A la fabrique culturelle, Open Taqafa réunit des dizaines de créateurs
Underground, voilà comment on pourrait qualifier l’initiative qu’a lancée le collectif Open Taqafa. Baptisé SummerLab, cet événement qui s’étend du 26 au 29 septembre, est avant tout un moment de rencontre entre jeunes créateurs.
Fort d’une première expérience réussie et qui aura rassemblé près de 300 participants, le collectif en est à sa deuxième tentative.
SummerLab est un évènement qui se tient à différentes dates dans plusieurs villes à l’international ; Gijón, Séville, Galice, Nantes et Casablanca sont des destinations parmi d’autres.
Au Maroc, c’est la fabrique culturelle qui accueille le SummerLab cette année. Salah Malouli (photo), initiateur du projet, nous parle du fonctionnement et du déroulement des ateliers : «Compte tenu du fait qu’il n’y a aucune programmation préalable, l’évènement commence par une assemblée générale durant laquelle le travail des noyaux est organisé».
En effet, les membres travaillent en cellules. Chaque participant émet une proposition laquelle emportera l’enthousiasme d’autres qui feront, à leur tour, d’autres suggestions pour affiner la création, «plusieurs groupes travaillent en parallèle» nous explique Salah Malouli.

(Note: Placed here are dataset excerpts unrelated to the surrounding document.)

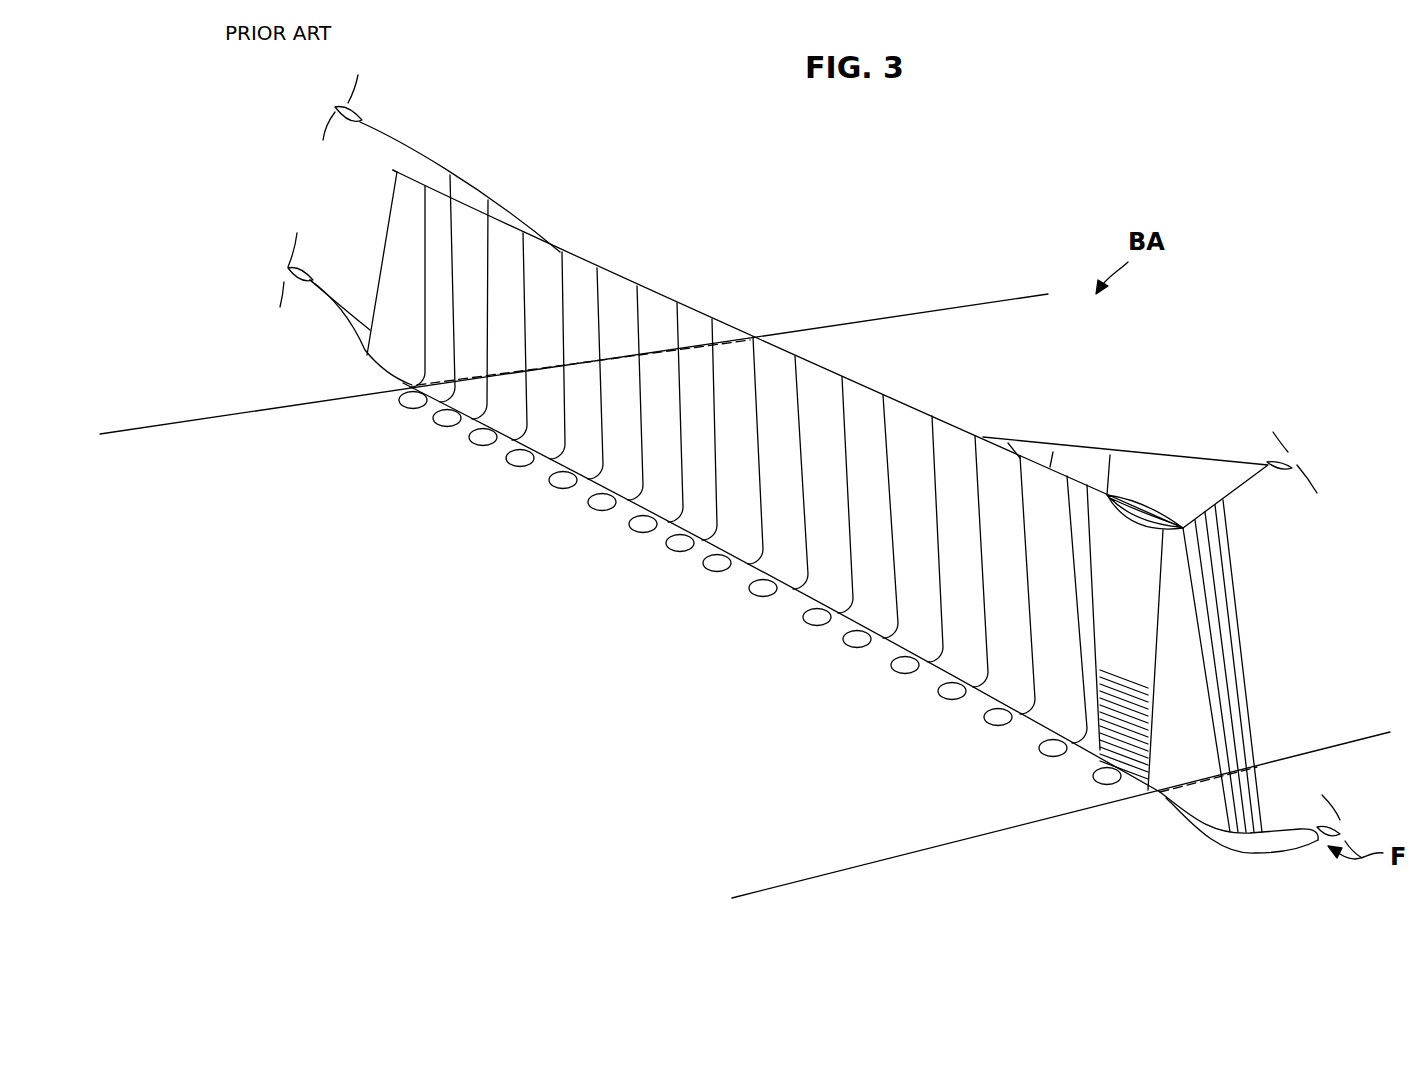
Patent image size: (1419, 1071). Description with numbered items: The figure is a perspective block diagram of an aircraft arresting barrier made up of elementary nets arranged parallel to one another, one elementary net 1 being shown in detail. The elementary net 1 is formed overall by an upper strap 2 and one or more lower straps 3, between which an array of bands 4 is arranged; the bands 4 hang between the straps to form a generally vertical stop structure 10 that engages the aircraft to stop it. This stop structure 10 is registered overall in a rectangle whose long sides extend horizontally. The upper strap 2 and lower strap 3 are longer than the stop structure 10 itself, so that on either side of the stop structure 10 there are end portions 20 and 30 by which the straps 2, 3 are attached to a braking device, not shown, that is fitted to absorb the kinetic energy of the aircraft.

The elementary net 1 is at (585, 562).
The upper strap 2 is at (693, 308).
The lower strap 3 is at (747, 573).
The band 4 is at (684, 447).
The stop structure 10 is at (930, 376).
The end portion 20 is at (1227, 660).
The end portion 30 is at (1197, 817).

Ces travaux peuvent aller de la performance sonore, visuelle ou artistique au digital. Pour la partie électronique, l’usage des logiciels libres est important. D’ailleurs, l’initiative Open Taqafa insiste sur l’importance du Creative Common et des licences libres comme moyens de diffusion de la culture et la promotion des projets et des initiatives locales. Se servant notamment d’internet comme moyen de diffusion des informations et rencontre des expériences, et ce dans une démarche de promotion de l’Open Source et des pro Commons.
Concrètement, comme le copyright, le Creative Common est un droit patrimonial. Mais à la différence du premier, il permet de libérer tout ou partie des droits de la propriété, selon le vouloir du créateur.
A titre d’exemple, le premier SummerLab a permis d’éditer une bande dessinée collaborative «SkefKef». Ce recueil de nouvelles dessinée est vendu à 30 DH dans son format papier, et sera, le temps de mettre en place la plateforme CC au Maroc, librement téléchargeable sur internet.
Mais est-ce un modèle économiquement viable ?
Salah Malouli estime que oui: «un produit mis sous licence libre ne signifie pas qu’il est gratuit. En effet, il est possible de spécifier que pour un usage commercial, le produit ou la création sera vendu».
Par ailleurs, les habitudes de consommation ont changé, le consommateur de produits culturels fait preuve d’un grand sens de la citoyenneté: «sous licence libre, un produit se diffuse plus facilement. C’est un très bon moyen de promotion. A tel point que, pour un même produit proposé en téléchargement libre ou en version payante, une bonne partie des consommateurs préfèrera encourager la création en l’achetant. C’est le cas du groupe de musique RadioHead à l’échelle internationale, et de la BD SkefKef à notre niveau ! »
Au final, le CC assure une relation directe entre l’artiste et son public. «Il s’agit d’un très bon moyen de contourner l’industrie classique du disc ou de l’édition qui ne laissent, au final, qu’une faible marge au créateur. »
Loin de la culture de masse, le SummerLab réunit outre les pros du dessin, des fans de l’électronique, des poètes, des comédiens… bref, des artistes de toutes les couleurs.